15 de diciembre de 2011

El trámite tardó 10 años, pero logró declarar patrimonio visual a sus terrenos olvidados, y hasta él mismo había olvidado el motivo.
Al llegar a su campo, desplegó su pantalla holográfica, para hacer el reclamo, pero se encontró con una obsoleta línea telefónica para reclamar. Sus implantes retinianos, de los cuales no renegó sólo para controlar el espacio visual de su hogar, le revelaron allá en lo que él llamaba “islita” de árboles sobre el trigo, un cono rojo como la sangre.

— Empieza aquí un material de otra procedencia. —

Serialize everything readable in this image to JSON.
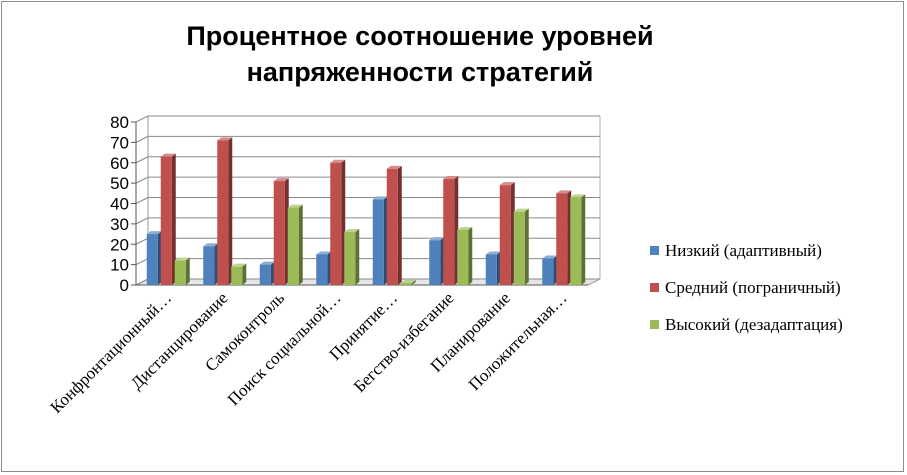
{
  "chart_data": {
    "type": "bar",
    "title": "Процентное соотношение уровней напряженности стратегий",
    "categories": [
      "Конфронтационный…",
      "Дистанцирование",
      "Самоконтроль",
      "Поиск социальной…",
      "Принятие…",
      "Бегство-избегание",
      "Планирование",
      "Положительная…"
    ],
    "series": [
      {
        "name": "Низкий (адаптивный)",
        "color": "#4f81bd",
        "values": [
          25,
          19,
          10,
          15,
          42,
          22,
          15,
          13
        ]
      },
      {
        "name": "Средний (пограничный)",
        "color": "#c0504d",
        "values": [
          63,
          71,
          51,
          60,
          57,
          52,
          49,
          45
        ]
      },
      {
        "name": "Высокий (дезадаптация)",
        "color": "#9bbb59",
        "values": [
          12,
          9,
          38,
          26,
          1,
          27,
          36,
          43
        ]
      }
    ],
    "ylim": [
      0,
      80
    ],
    "yticks": [
      "0",
      "10",
      "20",
      "30",
      "40",
      "50",
      "60",
      "70",
      "80"
    ],
    "grid": true,
    "legend_position": "right",
    "style": "3d-clustered-column"
  }
}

En lugar de acceder al vínculo desde su casa, comenzó a caminar hacia él, incrédulo de tantas broncas e indignación.
En la islita, accedió al vínculo y personalizó la vista a la altura de sus ojos. Sólo se mencionaba la especie del árbol.
Agarró una barra de hierro oxidado que hacía de guía a uno de los árboles plantados, y de bronca le pegó a la tierra, al tronco, y luego, desacostumbrado, atravesó el cono varias veces, sintiendo que su brazo resbalaba sobre la nada.
Durante la tarde, hizo una línea de cortafuego, y a la noche incendió el árbol. Eso es resplandor, pensó, comparando el rojo del cono, que ya no se distinguía por el del fuego.